Unintentional & Intentional Model on Parenting Boundaries – Part 3

Following the previous submissions, I wanted to add a third model that surfaced in the reflection process. This one captures not just a single incident, but the ongoing emotional discomfort and internal tension I feel around the growing bond between my son and his godfather—my cousin’s partner.
What I see now is that this discomfort is not just about the man himself, or what happened on a particular day—it’s about my role as a mother, and the emotional territory I feel responsible for protecting. This model helped me name the anxiety, guilt, and powerlessness that’s been simmering under the surface, and how I’ve been looking outward (through justification or building a “case”) instead of inward, toward my own agency.
I’m also including an intentional model that I think reflects where I want to be: grounded in the truth that my son’s desire for connection is valid—and so is my authority to decide who enters his world in this way. That’s the shift I’m working toward.
Unintentional Model
C:
My son is forming a close emotional bond with his godfather (my cousin’s partner).
T:
He is taking something that is not his to take—my son’s heart.
F:
Anxious. Protective.
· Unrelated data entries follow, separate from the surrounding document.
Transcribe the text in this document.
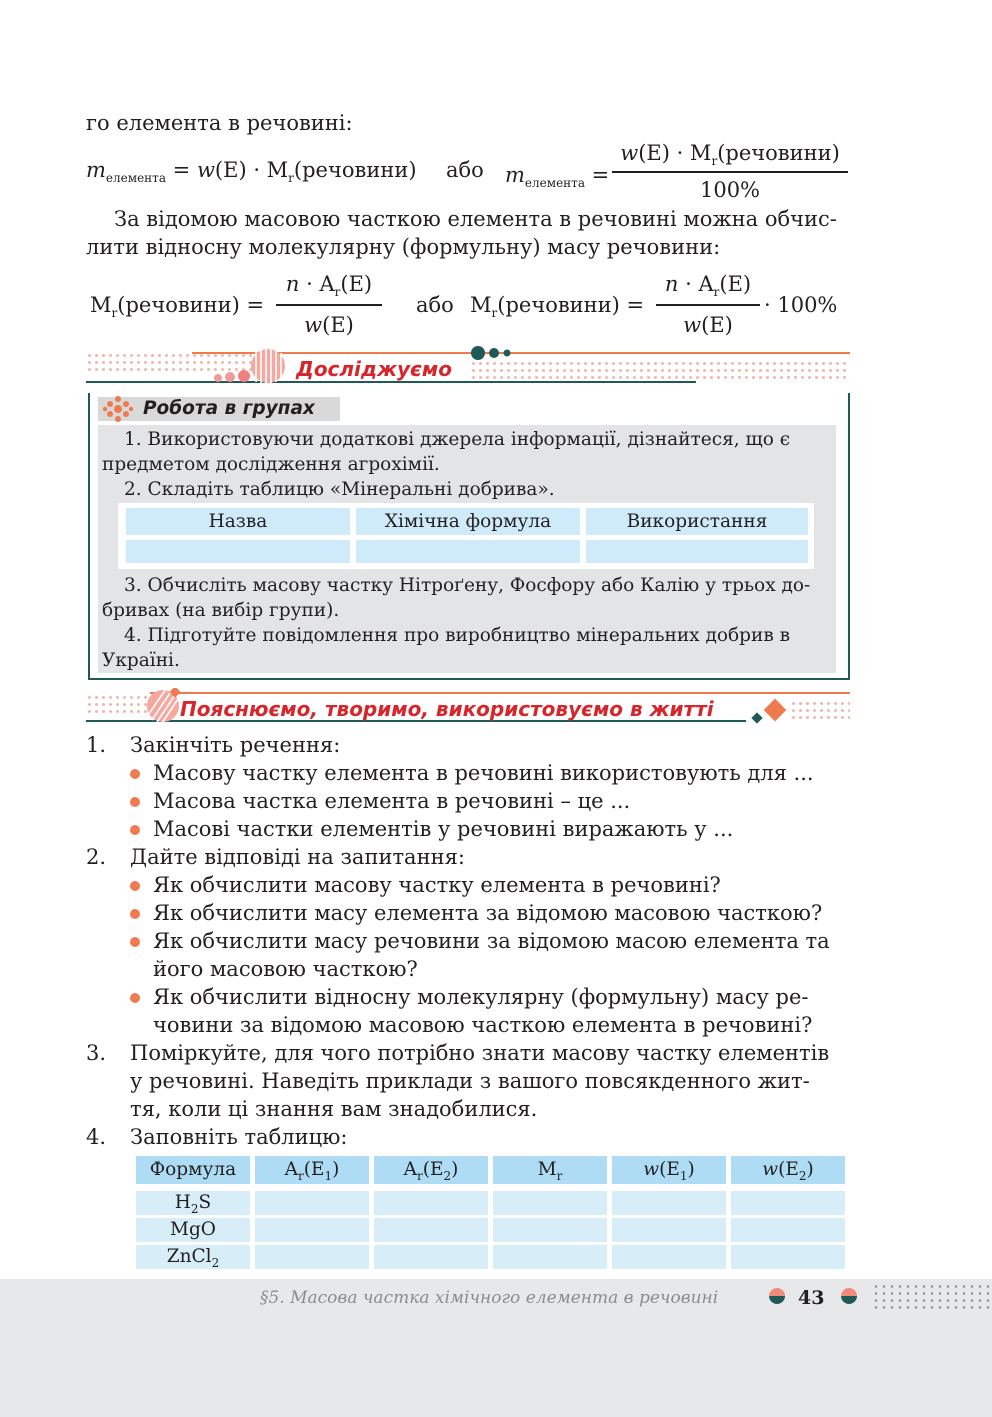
го елемента в речовині:
$m_{елемента} = w(E)$ · $M_r(речовини)$ або $m_{елемента}$ =
$w(E) \cdot M_r(речовини)$
100%
За відомою масовою часткою елемента в речовині можна обчис-
лити відносну молекулярну (формульну) масу речовини:
$M_r(речовини)$ =
$n \cdot A_r(E)$
w(E)
або $M_r(речовини)$ =
$n \cdot A_r(E)$
w(E)
· 100%
Досліджуємо
Робота в групах
1. Використовуючи додаткові джерела інформації, дізнайтеся, що є
предметом дослідження агрохімії.
2. Складіть таблицю «Мінеральні добрива».
Назва	Хімічна формула	Використання
3. Обчисліть масову частку Нітроґену, Фосфору або Калію у трьох до-
бривах (на вибір групи).
4. Підготуйте повідомлення про виробництво мінеральних добрив в
Україні.
Пояснюємо, творимо, використовуємо в житті
1. Закінчіть речення:
Масову частку елемента в речовині використовують для ...
Масова частка елемента в речовині – це ...
Масові частки елементів у речовині виражають у ...
2. Дайте відповіді на запитання:
Як обчислити масову частку елемента в речовині?
Як обчислити масу елемента за відомою масовою часткою?
Як обчислити масу речовини за відомою масою елемента та
його масовою часткою?
Як обчислити відносну молекулярну (формульну) масу ре-
човини за відомою масовою часткою елемента в речовині?
3. Поміркуйте, для чого потрібно знати масову частку елементів
у речовині. Наведіть приклади з вашого повсякденного жит-
тя, коли ці знання вам знадобилися.
4. Заповніть таблицю:
Формула	$A_r(E_1)$	$A_r(E_2)$	$M_r$	$w(E_1)$	$w(E_2)$
$H_2S$
MgO
ZnCl$_2$
§5. Масова частка хімічного елемента в речовині	43
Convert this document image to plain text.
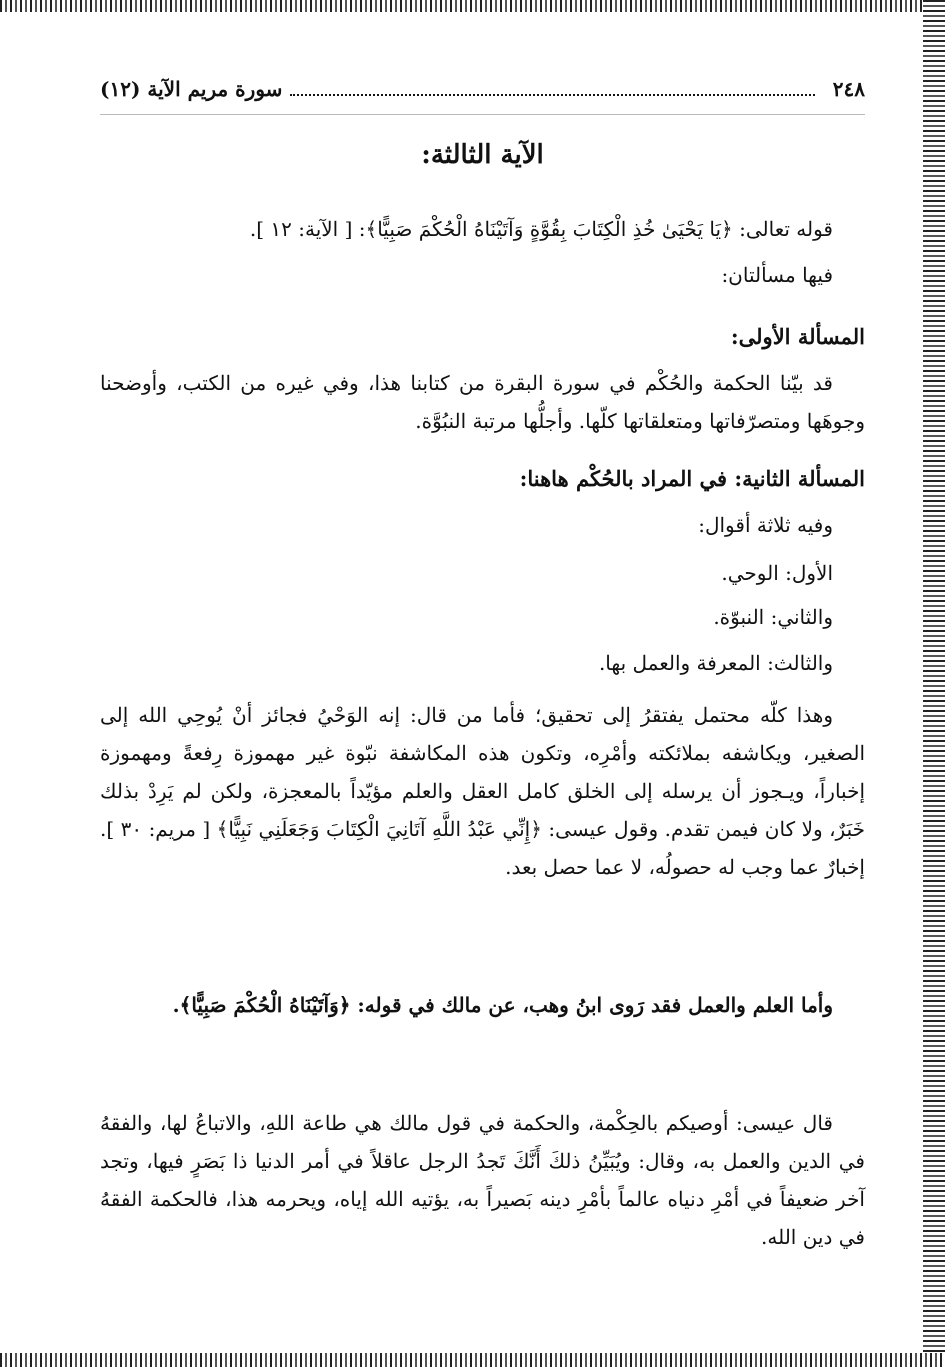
٢٤٨
سورة مريم الآية (١٢)
الآية الثالثة:

قوله تعالى: ﴿يَا يَحْيَىٰ خُذِ الْكِتَابَ بِقُوَّةٍ وَآتَيْنَاهُ الْحُكْمَ صَبِيًّا﴾: [ الآية: ١٢ ].

فيها مسألتان:

المسألة الأولى:

قد بيّنا الحكمة والحُكْم في سورة البقرة من كتابنا هذا، وفي غيره من الكتب، وأوضحنا وجوهَها ومتصرّفاتها ومتعلقاتها كلّها. وأجلُّها مرتبة النبُوَّة.

المسألة الثانية: في المراد بالحُكْم هاهنا:

وفيه ثلاثة أقوال:

الأول: الوحي.

والثاني: النبوّة.

والثالث: المعرفة والعمل بها.

وهذا كلّه محتمل يفتقرُ إلى تحقيق؛ فأما من قال: إنه الوَحْيُ فجائز أنْ يُوحِي الله إلى الصغير، ويكاشفه بملائكته وأمْرِه، وتكون هذه المكاشفة نبّوة غير مهموزة رِفعةً ومهموزة إخباراً، ويـجوز أن يرسله إلى الخلق كامل العقل والعلم مؤيّداً بالمعجزة، ولكن لم يَرِدْ بذلك خَبَرٌ، ولا كان فيمن تقدم. وقول عيسى: ﴿إِنِّي عَبْدُ اللَّهِ آتَانِيَ الْكِتَابَ وَجَعَلَنِي نَبِيًّا﴾ [ مريم: ٣٠ ]. إخبارٌ عما وجب له حصولُه، لا عما حصل بعد.

وأما العلم والعمل فقد رَوى ابنُ وهب، عن مالك في قوله: ﴿وَآتَيْنَاهُ الْحُكْمَ صَبِيًّا﴾.

قال عيسى: أوصيكم بالحِكْمة، والحكمة في قول مالك هي طاعة اللهِ، والاتباعُ لها، والفقهُ في الدين والعمل به، وقال: ويُبَيِّنُ ذلكَ أَنَّكَ تَجدُ الرجل عاقلاً في أمر الدنيا ذا بَصَرٍ فيها، وتجد آخر ضعيفاً في أمْرِ دنياه عالماً بأمْرِ دينه بَصيراً به، يؤتيه الله إياه، ويحرمه هذا، فالحكمة الفقهُ في دين الله.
Powerless.
S:
Tightness in chest, shallow breath, heavy pressure.
A:
• Mentally build a case against him.
• Look for signs of manipulation or inappropriate closeness.
• Ruminate on whether I’m overreacting.
• Compare him to male figures I would trust (e.g., my father, future partner).
• Feel guilt for not having a trusted father figure present in my son’s life.
• Emotionally isolate in my parenting.
• Withhold boundaries or make them reactively.
R:
I feel unsafe and unsupported as a single mother.
I carry guilt, mistrust, and reinforce the belief that without a male protector, my child and I are vulnerable to being targeted.
I doubt my ability to protect my son and take empowered action. I stay in fear and defensiveness instead of trust.
Intentional Model
C:
My son is forming a close emotional bond with his godfather (my cousin’s partner).
T:
My son’s desire for connection is valid, and I get to choose who I trust to be part of that.
F:
Secure. Empowered. Grounded in my role as a mother.
S:
Lightness in chest, steady breath, warmth and calm in body.
A:
• Validate my own boundaries without needing external confirmation.
• Stay out of rumination or justification.
• Accept my feelings without guilt or second-guessing.
• Take clear, aligned action: define boundaries and communicate them when needed.
• Create emotional space for future trust: I will choose the right person to share that space when the time comes.
• Release guilt around not offering my son a father right now.
R:
I feel strong and capable in my role as a single mother.
I trust myself to protect what’s sacred.
I hold faith that this space will one day be shared with someone I choose—and trust.

Answer:

You’ve got some really great insights here. Keep gently exploring as much as you want to. You’ve already noticed that you may have a pattern of wanting to deeply research and explain why you do what you do. We would offer that it’s ok to just look at the reality in front of you simply.  You noticed some thing was off. You’re doing something about it. You will continue to protect your child no matter what. What else do you know NOW.
Something I might add that you could look at is allowing some grief here. The version of you who chose your son’s godparents and had a vision of what that would look like is now facing a different reality. This is a loss for your family. It doesn’t have to be a death to allow yourself to grieve. How could you give yourself the space to do this?